DVD
Manga Essentials
Vol 2 - Blood, the Last Vampire / Perfect Blue / Urotsukidoji

Starring (voice): Youki Kudoh, Saemi Nakamura, Junko Iwao, Rica Matsumoto and Yasunori Matsumoto
Manga Entertainment
RRP: £19.99
MANG7013
Certificate: 18
Available 02 April 2007


Viewers with an appetite for relentless vampiric bloodletting, Hitchcockian pyschosexual thrills and jaw-droppingly bizarre tentacle sex need look no further for visual satisfaction than Manga Entertainment's second series in the
Manga Essentials collection...

This is the second volume in Manga's Manga Essential series. While the first collection did indeed do what it said on the tin, this second collection is hardly an essential purchase.

Volume 1 had Akira, Ghost in the Shell and Ninja Scroll, while this second collection includes Blood, the Last Vampire, Perfect Blue and Urotsukidoji (Legend of the Overfiend and Legend of the Demon Womb). I think it's fair to say that this volume collects together three very different movies that range from the great (Blood) to the very poor (Urotsukidojo), with Perfect Blue being somewhere in the middle.

Blood (2000) is the most interesting film in the collection - and the only one I'd recommend anyone really should see. It follows the only original vampire left on earth. She is part of a secret organisation whose job it is to rid the world of a new breed of monstrous shape-shifting vampires. While this is a great movie is is sadly only around 40 minutes in length.

Perfect Blue (1999) follows Mima, a pop idol who drops her music career to pursue acting. A soap opera role is offered but Mima's character is less clean cut than desired. Regardless, she agrees. Reality starts to slip away as her pop idol persona appears to her to tell her what a stupid mistake she has made. An Internet site is discovered that describes every intimate detail of Mima's life - but no one could know that much detail. Her friends and associates are threatened (and killed) as Mima descends into a dangerous world of paranoid delusion. She fears for her life and must unravel fact from fiction in order to stay alive.

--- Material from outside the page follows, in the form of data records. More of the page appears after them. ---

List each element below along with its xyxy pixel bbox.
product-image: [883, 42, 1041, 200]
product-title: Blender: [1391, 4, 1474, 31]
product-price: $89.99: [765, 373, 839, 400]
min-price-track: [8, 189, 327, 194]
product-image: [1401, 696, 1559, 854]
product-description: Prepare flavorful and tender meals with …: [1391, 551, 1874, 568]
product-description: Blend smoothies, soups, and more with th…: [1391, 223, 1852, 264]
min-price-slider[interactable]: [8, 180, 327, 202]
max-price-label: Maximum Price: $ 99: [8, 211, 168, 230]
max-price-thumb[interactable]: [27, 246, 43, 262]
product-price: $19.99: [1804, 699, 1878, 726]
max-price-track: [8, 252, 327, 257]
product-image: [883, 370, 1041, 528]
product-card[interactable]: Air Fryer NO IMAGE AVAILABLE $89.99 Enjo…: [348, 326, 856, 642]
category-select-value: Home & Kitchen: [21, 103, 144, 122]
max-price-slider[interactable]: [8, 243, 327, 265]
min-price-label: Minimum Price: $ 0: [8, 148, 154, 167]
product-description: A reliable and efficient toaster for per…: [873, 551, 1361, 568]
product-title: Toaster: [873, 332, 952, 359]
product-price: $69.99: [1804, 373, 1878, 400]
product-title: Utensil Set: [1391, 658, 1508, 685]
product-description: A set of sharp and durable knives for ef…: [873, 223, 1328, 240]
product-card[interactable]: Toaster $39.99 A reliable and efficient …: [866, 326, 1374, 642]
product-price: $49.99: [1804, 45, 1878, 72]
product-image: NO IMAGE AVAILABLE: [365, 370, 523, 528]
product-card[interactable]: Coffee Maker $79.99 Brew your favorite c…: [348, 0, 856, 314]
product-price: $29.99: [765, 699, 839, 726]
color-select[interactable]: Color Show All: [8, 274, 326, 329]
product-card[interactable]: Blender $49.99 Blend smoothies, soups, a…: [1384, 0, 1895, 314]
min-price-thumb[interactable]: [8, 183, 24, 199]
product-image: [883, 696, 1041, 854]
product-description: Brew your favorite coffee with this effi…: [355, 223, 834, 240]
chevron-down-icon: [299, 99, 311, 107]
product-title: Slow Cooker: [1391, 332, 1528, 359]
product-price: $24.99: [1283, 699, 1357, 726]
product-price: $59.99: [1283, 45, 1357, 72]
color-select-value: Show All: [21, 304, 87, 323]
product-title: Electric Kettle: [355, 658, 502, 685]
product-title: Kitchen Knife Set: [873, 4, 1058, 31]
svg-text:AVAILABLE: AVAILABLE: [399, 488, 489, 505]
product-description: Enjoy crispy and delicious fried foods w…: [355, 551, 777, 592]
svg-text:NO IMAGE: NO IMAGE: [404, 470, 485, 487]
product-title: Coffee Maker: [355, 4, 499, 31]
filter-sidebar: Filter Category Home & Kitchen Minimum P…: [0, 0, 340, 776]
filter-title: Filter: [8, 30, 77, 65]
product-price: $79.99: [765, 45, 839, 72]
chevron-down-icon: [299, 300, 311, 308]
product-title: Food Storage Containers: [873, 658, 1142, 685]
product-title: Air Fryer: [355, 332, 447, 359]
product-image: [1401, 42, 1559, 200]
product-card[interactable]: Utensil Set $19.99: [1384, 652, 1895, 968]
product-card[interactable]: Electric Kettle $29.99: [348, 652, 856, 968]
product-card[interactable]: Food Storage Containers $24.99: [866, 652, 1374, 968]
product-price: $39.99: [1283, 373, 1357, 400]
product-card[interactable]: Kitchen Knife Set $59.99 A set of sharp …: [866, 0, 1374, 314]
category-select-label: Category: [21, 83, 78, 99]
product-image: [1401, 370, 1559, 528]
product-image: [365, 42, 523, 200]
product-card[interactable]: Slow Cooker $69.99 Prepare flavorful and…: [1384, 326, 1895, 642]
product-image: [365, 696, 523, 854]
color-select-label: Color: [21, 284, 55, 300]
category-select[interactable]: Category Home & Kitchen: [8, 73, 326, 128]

This movie is billed as Akira meets Basic Instinct... hmm not sure that that's really accurate - and if it were is certainly not the mix that would really drive me to watch it. The twist in the tale has been done a million times before (and better) but this is still quite an engaging movie.

Finally we have two movies on the Urotsukidoji disc. First up is Legend of the Overfiend (1993) followed by Legend of the Demon Womb (1993). I can't comment on the second movie because I just couldn't watch it. I had trouble slogging through the first movie and when I realised the sequel was just more of the same I feared for my sanity and switched it off. It's hardly the kind of movie that you'd show someone to get them hooked on anime movies. Mildly pornographic and more than a little dull mean that I certainly wouldn't put this on my essentials list.

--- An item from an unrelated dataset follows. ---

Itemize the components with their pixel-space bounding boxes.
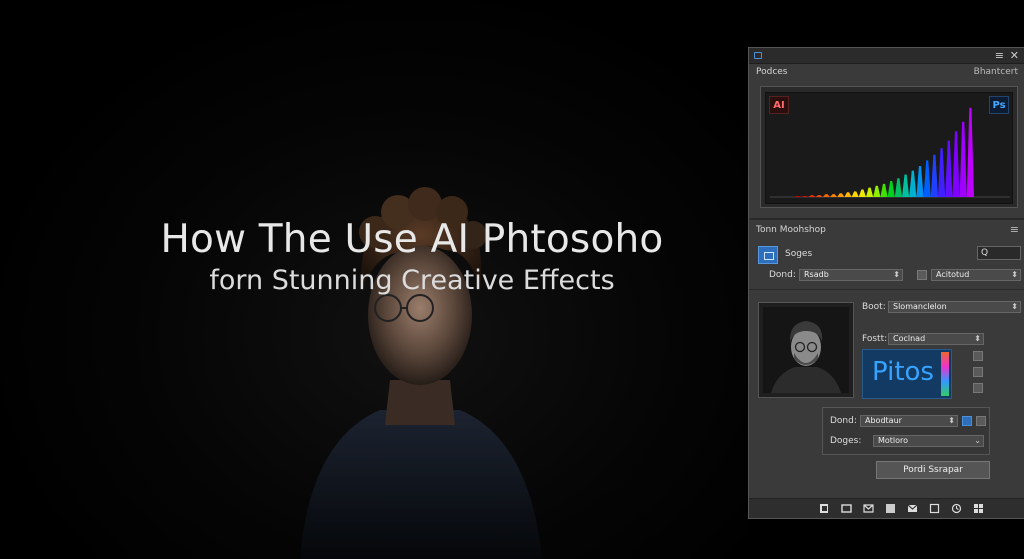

There were plenty of extra content on the discs we got for review, but as the discs we received seemed to have been the original single disc editions I'm not sure how many of them will be on this new collection. It's unclear whether this box set is simply these three releases repackaged in a cardboard slipcase or whether Manga Entertainment has simply issued this collection with stripped down discs with no extras on them.

On the whole, £20 for this collection is not bad value for money - just give Urotsukido to someone you don't like very much and you have yourself two interesting movies.